Published online Dec 28, 2013. doi: 10.3748/wjg.v19.i48.9156
Revised: September 30, 2013
Accepted: October 19, 2013
Published online: December 28, 2013
Processing time: 148 Days and 4.3 Hours
The introduction of tacrolimus in clinical practice has improved patient survival after organ transplant. However, despite the long use of tacrolimus in clinical practice, the best way to use this agent is still a matter of intense debate. The start of the genomic era has generated new research areas, such as pharmacogenetics, which studies the variability of drug response in relation to the genetic factors involved in the processes responsible for the pharmacokinetics and/or the action mechanism of a drug in the body. This variability seems to be correlated with the presence of genetic polymorphisms. Genotyping is an attractive option especially for the initiation of the dosing of tacrolimus; also, unlike phenotypic tests, the genotype is a stable characteristic that needs to be determined only once for any given gene. However, prospective clinical studies must show that genotype determination before transplantation allows for better use of a given drug and improves the safety and clinical efficacy of that medication. At present, research has been able to reliably show that the CYP3A5 genotype, but not the CYP3A4 or ABCB1 ones, can modify the pharmacokinetics of tacrolimus. However, it has not been possible to incontrovertibly show that the corresponding changes in the pharmacokinetic profile are linked with different patient outcomes regarding tacrolimus efficacy and toxicity. For these reasons, pharmacogenetics and individualized medicine remain a fascinating area for further study and may ultimately become the face of future medical practice and drug dosing.

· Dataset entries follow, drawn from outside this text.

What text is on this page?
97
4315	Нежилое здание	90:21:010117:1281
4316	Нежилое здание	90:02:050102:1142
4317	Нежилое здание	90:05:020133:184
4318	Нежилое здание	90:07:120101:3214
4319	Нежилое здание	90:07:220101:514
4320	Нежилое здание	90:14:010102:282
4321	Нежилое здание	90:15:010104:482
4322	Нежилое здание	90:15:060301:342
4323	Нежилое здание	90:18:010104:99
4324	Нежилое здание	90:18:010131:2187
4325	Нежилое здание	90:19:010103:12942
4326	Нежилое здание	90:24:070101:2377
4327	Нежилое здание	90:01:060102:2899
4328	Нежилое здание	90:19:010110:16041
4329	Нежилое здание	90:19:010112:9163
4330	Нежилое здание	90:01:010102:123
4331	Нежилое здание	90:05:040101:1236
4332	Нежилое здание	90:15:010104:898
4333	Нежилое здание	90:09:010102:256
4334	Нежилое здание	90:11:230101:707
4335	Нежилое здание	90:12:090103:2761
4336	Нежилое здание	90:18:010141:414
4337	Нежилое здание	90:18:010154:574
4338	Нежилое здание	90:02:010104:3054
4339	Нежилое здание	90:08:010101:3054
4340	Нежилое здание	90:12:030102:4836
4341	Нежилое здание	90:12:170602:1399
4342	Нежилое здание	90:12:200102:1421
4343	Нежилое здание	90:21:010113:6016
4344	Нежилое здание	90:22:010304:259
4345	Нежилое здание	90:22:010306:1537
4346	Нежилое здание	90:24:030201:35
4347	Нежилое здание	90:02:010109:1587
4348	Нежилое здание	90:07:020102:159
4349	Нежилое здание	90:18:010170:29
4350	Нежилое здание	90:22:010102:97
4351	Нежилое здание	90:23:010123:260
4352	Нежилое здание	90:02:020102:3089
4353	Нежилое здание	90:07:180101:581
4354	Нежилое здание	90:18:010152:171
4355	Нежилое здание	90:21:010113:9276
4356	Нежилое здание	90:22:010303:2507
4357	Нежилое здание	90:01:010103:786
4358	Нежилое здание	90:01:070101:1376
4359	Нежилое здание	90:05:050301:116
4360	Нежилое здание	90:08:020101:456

Core tip: As researchers continue to evaluate the influence of single nucleotide polymorphisms on tacrolimus dosing and on the response to the drug, the challenge now becomes to assess the potential clinical implications of this research for medical practice. Sufficient data have been accumulated to be certain that the liver donor and kidney recipient CYP3A5 genotype has an important influence on tacrolimus dosing and on the observed blood trough levels of the drug. However, the question remains, should genotyping become a standard of practice in transplantation?